Bianca: There’s something special about the upper levels of the QVB and Strand Arcade in Sydney’s CBD. Guaranteed you walk through the main thoroughfare of both these buildings and steal less than a seconds glance skywards. But there is a myriad of treasures to be found. I had a SFF screening of UNA booked in and thought I’d treat the mother to a night out and a movie. 5 pm on a Friday night and we were the first to be seated.
Staff were perfunctory but a little slow on the uptake, particularly as we were in a bit of a rush. We started with the Misto di Olive -Sicilian green olives, black olive puree, Pendolino olive oil & house made pane di casa $10.70. There’s a lot to like here, the tapenade, in particular, was rich and full flavoured, I wasn’t a fan of the olives, just lacking the punch and meatiness of a good green olive. The bread was tasty but in the spirit of all things NOT Italian, lacked the generosity of a good Italian spread. I like my bread and butter/oil but this was far too small a portion for the tapenade and oil.
Instantly catching my eyes were the Alto Adige Style Bread Dumplings – spinach, Gruyere, grana padano and burnt sage butter $19.60. Alto Adige, refers to a region in Italy bordering Switzerland and Austria. Known for their hearty peasant-style dishes. And here, the perfect example, some fairly basic ingredients turned to quite possibly our favourite dish on the night.
Pasta was the main draw card, mum opting for the Capellini – Angel hair pasta, braised free range chicken & rosemary sauce $22.70 (entree). Tasty but lacking that wow factor, the rosemary was at the forefront. This probably wouldn’t be my first choice.
When Alex realised I had made a booking at La Rosa he immediately told me to order this dish. As fate would have it, he found himself in the city and ended up coming along. So I got the best of many worlds – he had the Canneloni – w/butternut pumpkin, mustard fruit & ricotta (main) $37. Filled with a sweet pumpkin and ricotta filling and accented by a burnt butter and sage sauce.
But my eyes were for the Lasagne al fondo e finferli – pork & veal w/ truffled chanterelle fondo bruno (main) $39.75. A punchy well-developed tomato sugo, the bechamel lingering in the background.
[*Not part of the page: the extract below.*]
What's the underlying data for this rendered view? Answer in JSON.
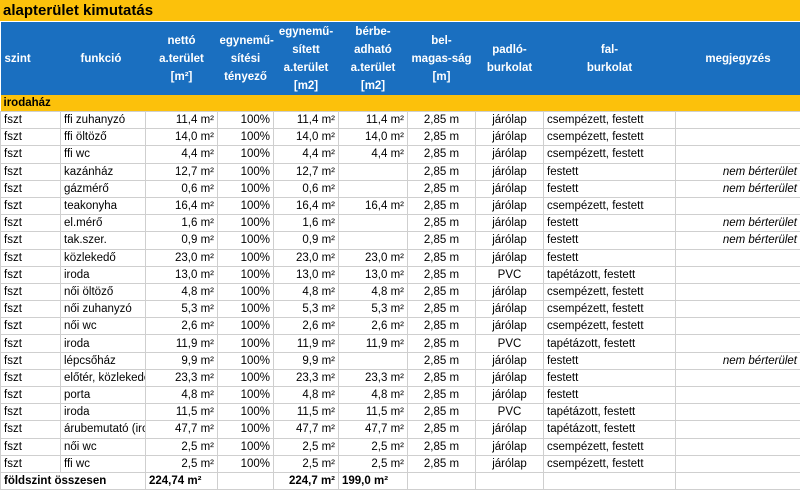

The best bit of any lasagne is the crispy top, it’s always what I go straight for. How did it stack up to the Nonni’s? Good but I don’t think anything quite compares your grandparents fresh out of the oven lasagne al forno. One thing to commend, was the flavour and texture of the pasta throughout all 3 dishes.
The menus seem to have changed in the last two weeks since our visit and these are no longer available. Our standout was the Millefoglie Di Cioccolato – Chocolate & hazelnut with vanilla cream & burnt pear $15.60. Shattering the biscuit and scooping every element onto the spoon, we were rewarded with a crispy nutty biscuit, a thick vanilla & chocolate cream, the chocolate smear adorning the plate was bitter and rich and the pear, tying it all together.
I have a big weakness for Ricotta cheesecakes and the Torta di Ricotta – Neapolitan vanilla & pineapple torte $14.90 was an interesting one. A cross between a regular ricotta cheesecake and a pastiera. Without the wheat berries (grain). The flavour was familiar but I’d be lying if I said the texture and flavour of the pine nuts weren’t a little off-putting. And some crunch, the sugar shard.
The food was tasty, traditional and familiar Italian flavours. I could bring my Nonno & Nonna here and they would love it. I’d have to get them into the city first that is.
Ooh how good is Italian food especially in winter. All those delicious carbs! I’m intrigued by those dumplings now. They remind me of German knodel.